In the present case, the indictment for assault on a child under twelve years of age read as follows:

[Defendant named above unlawfully and willfully did assault D.F., a child under the age of 12, to wit: hitting him in the face by swinging about his belt. This was done in violation of N.C.G.S. § 14-33(c)(3).

Initially, the trial court did not instruct the jury on criminal negligence. After the jury asked for clarification on the “legal definition of intent[,]” the trial court reinstructed the jury, as follows:

Intent is a mental attitude seldom provable by direct evidence. It must ordinarily be proven by circumstances from which it may be inferred. You arrive at the intent of a person by such just and reasonable deductions from the circumstances proven as a reasonably prudent person would ordinarily draw therefrom.
That definition of intent applies as well to the assault on a child, and I will instruct you in addition that the state must prove - with respect to assault on a child under 12, the state most prove that intent - that the defendant intentionally assaulted the victim by hitting him with a belt and that that intent must either be, number one, actual intent or intent or it can be inferred from a showing of culpable negligence.
Culpable negligence is conduct of a willful, gross and flagrant character evincing reckless disregard for the safety of others.

The instruction permitted the jury to convict Defendant on a criminal negligence theory of assault, a theory not alleged in the indictment. See Hines, 166 N.C. App. at 207, 600 S.E.2d at 896. The trial court erred in denying Defendant’s motion to dismiss. Because of this holding, we need not reach Defendant’s argument regarding the sufficiency of the evidence of assault on a child under twelve years of age.

IV. Jury Instruction

[4] Defendant argues that the trial court committed plain error in failing to sua sponte instruct the jury that an expert witness’s testimony could be considered only for corroborative purposes. We disagree.

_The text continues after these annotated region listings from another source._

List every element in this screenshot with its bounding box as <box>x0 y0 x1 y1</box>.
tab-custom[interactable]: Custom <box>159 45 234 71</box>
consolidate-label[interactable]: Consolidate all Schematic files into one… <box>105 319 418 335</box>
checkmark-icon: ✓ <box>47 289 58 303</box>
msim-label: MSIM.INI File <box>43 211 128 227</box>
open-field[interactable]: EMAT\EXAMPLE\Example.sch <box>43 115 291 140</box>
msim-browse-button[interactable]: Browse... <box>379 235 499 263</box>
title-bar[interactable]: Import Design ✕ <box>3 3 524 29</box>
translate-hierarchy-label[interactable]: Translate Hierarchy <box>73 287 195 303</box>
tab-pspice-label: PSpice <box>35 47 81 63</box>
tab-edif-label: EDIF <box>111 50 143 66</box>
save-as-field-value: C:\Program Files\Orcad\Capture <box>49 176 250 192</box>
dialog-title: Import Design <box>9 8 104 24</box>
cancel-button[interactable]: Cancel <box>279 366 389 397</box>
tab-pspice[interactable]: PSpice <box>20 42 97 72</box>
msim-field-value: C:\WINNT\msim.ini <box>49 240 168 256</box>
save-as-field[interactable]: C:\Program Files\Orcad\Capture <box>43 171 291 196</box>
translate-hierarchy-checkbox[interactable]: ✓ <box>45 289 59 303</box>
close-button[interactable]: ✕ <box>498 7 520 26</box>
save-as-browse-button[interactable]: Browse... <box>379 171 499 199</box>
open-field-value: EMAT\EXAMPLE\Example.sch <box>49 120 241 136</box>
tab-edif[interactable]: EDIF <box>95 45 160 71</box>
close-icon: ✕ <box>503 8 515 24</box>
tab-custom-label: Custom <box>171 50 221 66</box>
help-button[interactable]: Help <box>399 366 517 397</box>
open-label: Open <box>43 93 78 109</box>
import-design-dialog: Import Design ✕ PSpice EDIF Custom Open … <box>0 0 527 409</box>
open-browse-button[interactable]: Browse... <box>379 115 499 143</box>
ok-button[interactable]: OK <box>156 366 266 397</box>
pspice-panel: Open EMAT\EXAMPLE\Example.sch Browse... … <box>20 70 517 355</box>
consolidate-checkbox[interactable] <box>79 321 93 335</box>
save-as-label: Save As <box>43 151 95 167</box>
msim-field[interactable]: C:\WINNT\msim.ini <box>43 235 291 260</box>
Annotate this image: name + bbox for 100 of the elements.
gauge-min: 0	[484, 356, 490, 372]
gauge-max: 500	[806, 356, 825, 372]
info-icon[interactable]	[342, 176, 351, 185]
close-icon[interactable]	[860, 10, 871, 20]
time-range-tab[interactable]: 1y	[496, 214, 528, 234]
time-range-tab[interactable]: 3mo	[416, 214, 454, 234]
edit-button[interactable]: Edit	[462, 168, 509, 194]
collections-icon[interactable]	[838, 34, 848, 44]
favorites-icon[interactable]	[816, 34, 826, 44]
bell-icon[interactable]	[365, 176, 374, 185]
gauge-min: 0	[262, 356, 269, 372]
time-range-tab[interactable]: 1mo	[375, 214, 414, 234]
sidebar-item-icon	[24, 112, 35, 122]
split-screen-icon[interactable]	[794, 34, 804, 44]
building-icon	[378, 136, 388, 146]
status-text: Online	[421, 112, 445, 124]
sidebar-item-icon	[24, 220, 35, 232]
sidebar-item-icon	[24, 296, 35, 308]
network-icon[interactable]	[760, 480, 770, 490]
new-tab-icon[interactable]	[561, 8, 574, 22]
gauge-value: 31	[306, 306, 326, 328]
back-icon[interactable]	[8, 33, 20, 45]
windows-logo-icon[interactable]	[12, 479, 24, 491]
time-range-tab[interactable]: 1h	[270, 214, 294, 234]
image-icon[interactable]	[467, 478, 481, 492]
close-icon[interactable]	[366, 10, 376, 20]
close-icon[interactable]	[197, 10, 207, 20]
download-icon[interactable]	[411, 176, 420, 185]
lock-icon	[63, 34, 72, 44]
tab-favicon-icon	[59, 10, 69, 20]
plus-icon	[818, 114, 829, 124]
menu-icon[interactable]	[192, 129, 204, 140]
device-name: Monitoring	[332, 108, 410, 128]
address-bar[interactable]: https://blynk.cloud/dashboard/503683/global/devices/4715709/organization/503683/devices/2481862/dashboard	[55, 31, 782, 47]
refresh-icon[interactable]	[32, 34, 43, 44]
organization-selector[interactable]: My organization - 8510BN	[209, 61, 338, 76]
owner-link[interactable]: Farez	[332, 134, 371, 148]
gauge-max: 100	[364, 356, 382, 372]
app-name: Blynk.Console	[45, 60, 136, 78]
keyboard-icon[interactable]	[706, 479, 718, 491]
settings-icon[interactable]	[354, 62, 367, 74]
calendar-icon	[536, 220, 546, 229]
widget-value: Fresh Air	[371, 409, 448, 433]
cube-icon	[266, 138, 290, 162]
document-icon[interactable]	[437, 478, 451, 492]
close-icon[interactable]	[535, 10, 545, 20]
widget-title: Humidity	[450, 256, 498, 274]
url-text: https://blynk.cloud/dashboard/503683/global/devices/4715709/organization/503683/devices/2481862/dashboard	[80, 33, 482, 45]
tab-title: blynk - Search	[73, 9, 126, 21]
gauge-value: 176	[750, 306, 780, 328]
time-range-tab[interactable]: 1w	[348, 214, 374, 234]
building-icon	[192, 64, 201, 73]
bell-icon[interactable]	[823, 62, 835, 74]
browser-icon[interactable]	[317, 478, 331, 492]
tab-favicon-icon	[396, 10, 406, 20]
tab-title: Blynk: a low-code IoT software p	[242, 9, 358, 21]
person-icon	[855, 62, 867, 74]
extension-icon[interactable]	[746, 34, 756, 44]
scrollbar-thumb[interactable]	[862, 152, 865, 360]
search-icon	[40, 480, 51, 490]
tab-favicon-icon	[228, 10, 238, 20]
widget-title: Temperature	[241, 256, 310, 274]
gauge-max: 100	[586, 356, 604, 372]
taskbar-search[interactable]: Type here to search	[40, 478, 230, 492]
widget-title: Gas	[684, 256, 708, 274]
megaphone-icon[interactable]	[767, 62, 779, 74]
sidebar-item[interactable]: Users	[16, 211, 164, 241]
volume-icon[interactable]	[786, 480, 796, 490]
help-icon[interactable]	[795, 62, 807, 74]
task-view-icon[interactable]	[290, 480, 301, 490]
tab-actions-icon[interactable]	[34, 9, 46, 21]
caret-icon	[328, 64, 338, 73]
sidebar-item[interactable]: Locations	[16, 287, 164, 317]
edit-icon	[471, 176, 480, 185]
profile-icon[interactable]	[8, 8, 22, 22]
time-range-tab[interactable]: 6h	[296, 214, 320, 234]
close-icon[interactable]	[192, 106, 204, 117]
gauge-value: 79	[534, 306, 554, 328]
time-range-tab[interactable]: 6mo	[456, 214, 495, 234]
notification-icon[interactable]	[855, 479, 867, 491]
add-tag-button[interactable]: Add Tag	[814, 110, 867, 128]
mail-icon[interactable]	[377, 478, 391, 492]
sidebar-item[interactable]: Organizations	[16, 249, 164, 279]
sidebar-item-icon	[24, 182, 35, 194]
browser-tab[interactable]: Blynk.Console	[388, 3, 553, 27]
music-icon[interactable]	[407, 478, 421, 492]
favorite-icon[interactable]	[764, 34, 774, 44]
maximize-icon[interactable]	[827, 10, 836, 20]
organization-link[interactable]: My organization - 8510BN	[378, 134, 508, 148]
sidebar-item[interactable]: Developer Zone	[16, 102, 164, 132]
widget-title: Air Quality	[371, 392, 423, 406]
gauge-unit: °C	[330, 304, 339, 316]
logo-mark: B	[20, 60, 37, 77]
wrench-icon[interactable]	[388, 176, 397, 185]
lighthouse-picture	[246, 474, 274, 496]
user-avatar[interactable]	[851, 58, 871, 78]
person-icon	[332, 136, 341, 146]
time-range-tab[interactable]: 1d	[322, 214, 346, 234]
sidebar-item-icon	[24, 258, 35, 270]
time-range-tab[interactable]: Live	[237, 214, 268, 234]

*359Defendant did not request a limiting instruction at the time the evidence was admitted. We review only for plain error. State v. Demos, 148 N.C. App. 343, 348-49, 559 S.E.2d 17, 21 (2002). Defendant cites a rule that evidence of post-traumatic stress syndrome may not “be admitted substantively for the sole purpose of proving that a rape or sexual abuse has in fact occurred.” State v. Hall, 330 N.C. 808, 822, 412 S.E.2d 883, 891 (1992). However, this rule does not apply here. Hall specifically applies to rape or sexual abuse cases. The present case involves no rape or sexual abuse. Defendant cites no authority that the rule applies to a charge defined in N.C.G.S. § 14-316.1, and our research reveals no such case. The trial court did not commit plain error by failing to sua sponte instruct the jury.

In conclusion, we must reverse the conviction for assault of a child under twelve years of age due to error in the trial court’s jury instructions. Defendant’s remaining arguments reveal no error in the trial court.

No error in part; reversed in part.

Judges STEPHENS and HUNTER, JR. concur.